Editor’s Note: This review contains heavy spoilers for “Don’t Look Up.”
Feeling ambivalent about “Don’t Look Up,” the latest political comedy-drama and Netflix blockbuster from director Adam McKay, is almost impossible. If it wasn’t obvious from the scathing reviews by critics and audiences alike as well as the equally-as-insufferable defenses, you either see the movie as a blessing or a curse.
On its surface, “Don’t Look Up” is a movie about two scientists (Leonardo DiCaprio and Jennifer Lawrence) who discover that a comet is about to strike and destroy all life on earth in about six months. From there, the almost 2 ½-hour film follows the scientists’ futile attempts at convincing a scandalous conservative president (Meryl Streep) and her corrupt yet incompetent administration, a vapid news and media industry that is too concerned about the latest pop culture drama as well as the unreceptive general public to do something about the incoming apocalypse.
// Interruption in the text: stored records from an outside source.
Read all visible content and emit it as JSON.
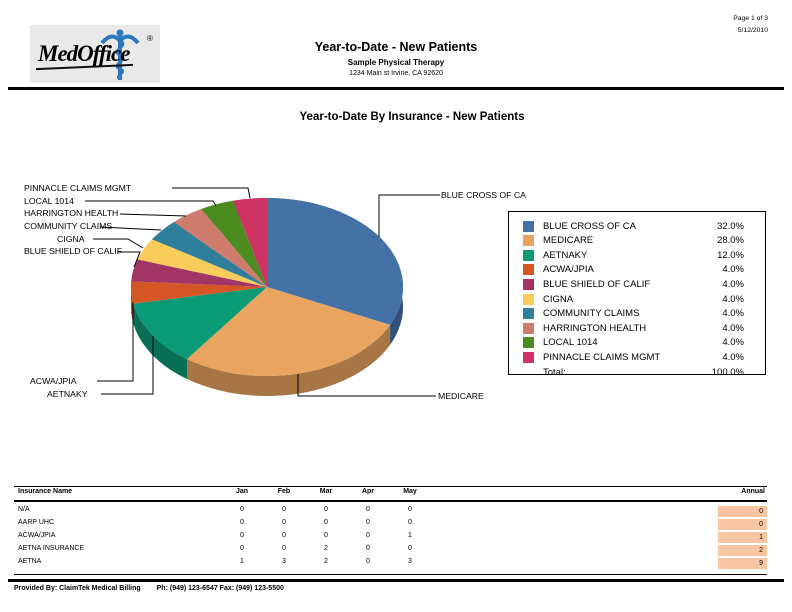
{
  "page": {
    "logo_text": "MedOffice",
    "logo_reg": "®",
    "page_number": "Page 1 of 3",
    "date": "5/12/2010",
    "header_title": "Year-to-Date - New Patients",
    "header_subtitle": "Sample Physical Therapy",
    "header_address": "1234 Main st Irvine, CA  92620",
    "footer_provided_by": "Provided By: ClaimTek Medical Billing",
    "footer_phone_fax": "Ph: (949) 123-6547 Fax: (949) 123-5500"
  },
  "chart_data": {
    "type": "pie",
    "title": "Year-to-Date By Insurance - New Patients",
    "legend_position": "right",
    "start_angle_deg": 0,
    "direction": "clockwise",
    "slices": [
      {
        "label": "BLUE CROSS OF CA",
        "pct": 32.0,
        "color": "#4471A6"
      },
      {
        "label": "MEDICARE",
        "pct": 28.0,
        "color": "#E9A45F"
      },
      {
        "label": "AETNAKY",
        "pct": 12.0,
        "color": "#0B9A76"
      },
      {
        "label": "ACWA/JPIA",
        "pct": 4.0,
        "color": "#D55625"
      },
      {
        "label": "BLUE SHIELD OF CALIF",
        "pct": 4.0,
        "color": "#A23566"
      },
      {
        "label": "CIGNA",
        "pct": 4.0,
        "color": "#F9CC5C"
      },
      {
        "label": "COMMUNITY CLAIMS",
        "pct": 4.0,
        "color": "#2F7F9B"
      },
      {
        "label": "HARRINGTON HEALTH",
        "pct": 4.0,
        "color": "#CD7C6E"
      },
      {
        "label": "LOCAL 1014",
        "pct": 4.0,
        "color": "#4C8B20"
      },
      {
        "label": "PINNACLE CLAIMS MGMT",
        "pct": 4.0,
        "color": "#CE3364"
      }
    ],
    "total_label": "Total:",
    "total_value": "100.0%"
  },
  "table": {
    "columns": [
      "Insurance Name",
      "Jan",
      "Feb",
      "Mar",
      "Apr",
      "May",
      "Annual"
    ],
    "annual_bg": "#F8C6A2",
    "rows": [
      {
        "name": "N/A",
        "values": [
          0,
          0,
          0,
          0,
          0
        ],
        "annual": 0
      },
      {
        "name": "AARP UHC",
        "values": [
          0,
          0,
          0,
          0,
          0
        ],
        "annual": 0
      },
      {
        "name": "ACWA/JPIA",
        "values": [
          0,
          0,
          0,
          0,
          1
        ],
        "annual": 1
      },
      {
        "name": "AETNA INSURANCE",
        "values": [
          0,
          0,
          2,
          0,
          0
        ],
        "annual": 2
      },
      {
        "name": "AETNA",
        "values": [
          1,
          3,
          2,
          0,
          3
        ],
        "annual": 9
      }
    ]
  }
}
Suffice to say, “Don’t Look Up,” is proud of wearing its politics on its sleeves. Fans (or enemies) of McKay probably got similar vibes to the director’s previous “hits” such as the 2008 financial crisis comedy-drama “The Big Short” and the Dick Cheney biopic “Vice.” Similarly, David Sirota, former advisor for the Bernie Sanders 2020 presidential campaign and editor-at-large for Jacobin magazine, co-produced the story for the film.
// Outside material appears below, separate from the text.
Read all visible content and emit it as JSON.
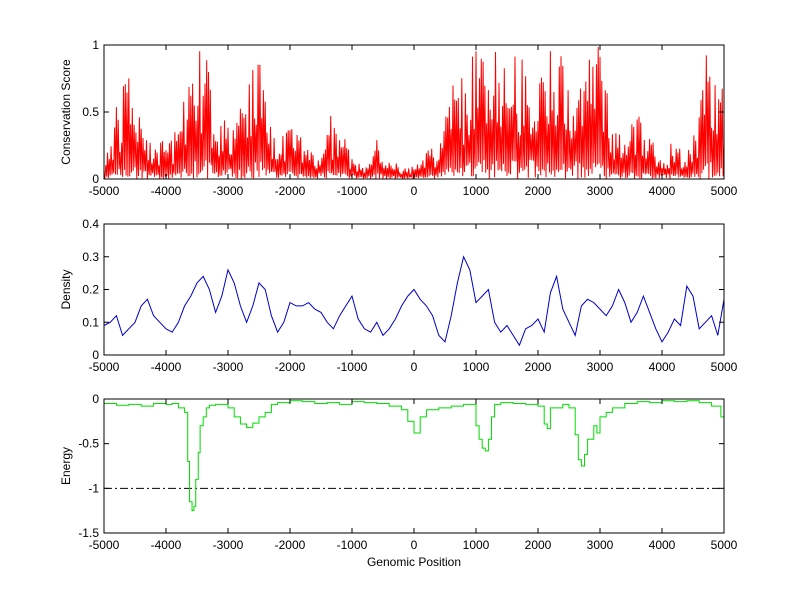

There’s a lot to dislike about this film. The editing is sloppy, its protagonists range from infidelity-driven corporate sellouts (DiCaprio) to angry “liberal snowflakes” (Lawrence, although both the movie and its audience are aware that this is the case). Its plot only really gets good by the last third of its bloated runtime, where the film finally eases up on its Twitter activism-esque dialogue for some brief flashes of humanity, the best example being the film’s handling of Timothée Chalamet’s character. There’s some god-awful cinematography, so bad that Twitter users who hated the movie are trolling McKay by replying to his tweets with the film’s bad shots. And as far as the dialogue goes? So ham-fisted it makes me crave hearing loss.
It’s also worth noting that this is a movie that pretends to care about the lives of the marginalized. As I mentioned above, we follow the lives of economically secure scientists as they try to convince the general American public, the media industry and U.S. officials to take the comet seriously before it nukes them. With the comet being an allegorical stand-in for climate change, sure, they’ll be affected for the worse by it in the near future, but nowhere in the same level as, for example, the migrant Latino worker in the farming industry, who is only shown for three seconds in a montage of people looking at the U.S. government launching a comet-nuking mission that ultimately falls flat (into the ocean).
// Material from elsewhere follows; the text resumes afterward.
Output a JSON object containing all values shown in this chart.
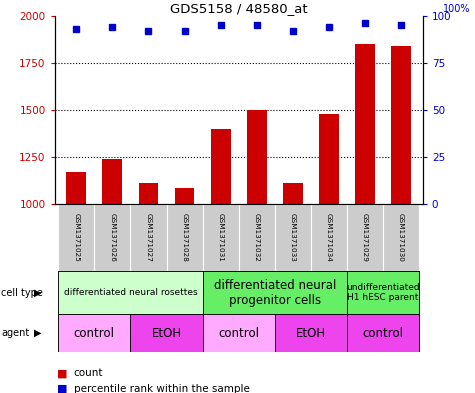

This is perhaps my biggest critique of the “populist” messaging in “Don’t Look Up,” which director McKay himself said was deliberate during the film’s production. Most egregious is the clip of the Native American dancing to a backdrop of burning trees during the movie’s final moments, hammering down the racist message that Indigenous people are “one with nature” and not a complex social group, akin to the random animal clips juxtaposed throughout the nuking of the planet.
Dare I say, in its attempts to appeal to its audience’s guilts towards racial discrimination, “Don’t Look Up” comes off as bigoted by reinforcing the ideal that ethnic groups outside of the Western cultural stratus are unable to have agency in their lives or bring about change in society. They are, like animals, only included in the film to incite moral pity.
And let’s talk about the climate change allegory itself, because a comet just might be the worst possible candidate to represent the incoming apocalypse. As writer Jake Bittle puts it in his review of the film for The Baffler, “it is an apocalypse, to be sure, but one that takes place on timescales longer than a human life. It will split apart families, communities, nations, and force new social combinations we cannot yet imagine.” I’m genuinely convinced this movie’s depiction of the climate apocalypse set environmentalist activism back by decades.
But the biggest flaw in “Don’t Look Up” just might have to be its philosophy. In a futile effort to appeal to anyone left of the American right, McKay and Sirota serve a platter of platitudes and virtue signals for its progressive audience. Incompetent, Republican-coded president? We got it. People choosing to distract themselves of impending doom with silly entertainment instead of constant unhealthy doomposting? We got it. But what the writers fail to grasp is that their audience has been awake for a long time, that industrial society as it stands cannot effectively reverse the climate crisis without its proper death. “Don’t Look Up” is masturbatory, way too obsessed with congratulating itself for its (lack of) insight as it sows boring takes from 2020.
Well-meaning fans of this film, especially its political allies over at Jacobin, will argue that we need this too-obvious critique of the system to get society to change. We need a clip of Ariana Grande singing that we should’ve “listened to the goddamn qualified scientists.” But I’d like to argue that if our faith in changing society rests on a Netflix movie release, we should start treating the climate apocalypse as prophecy, not choice.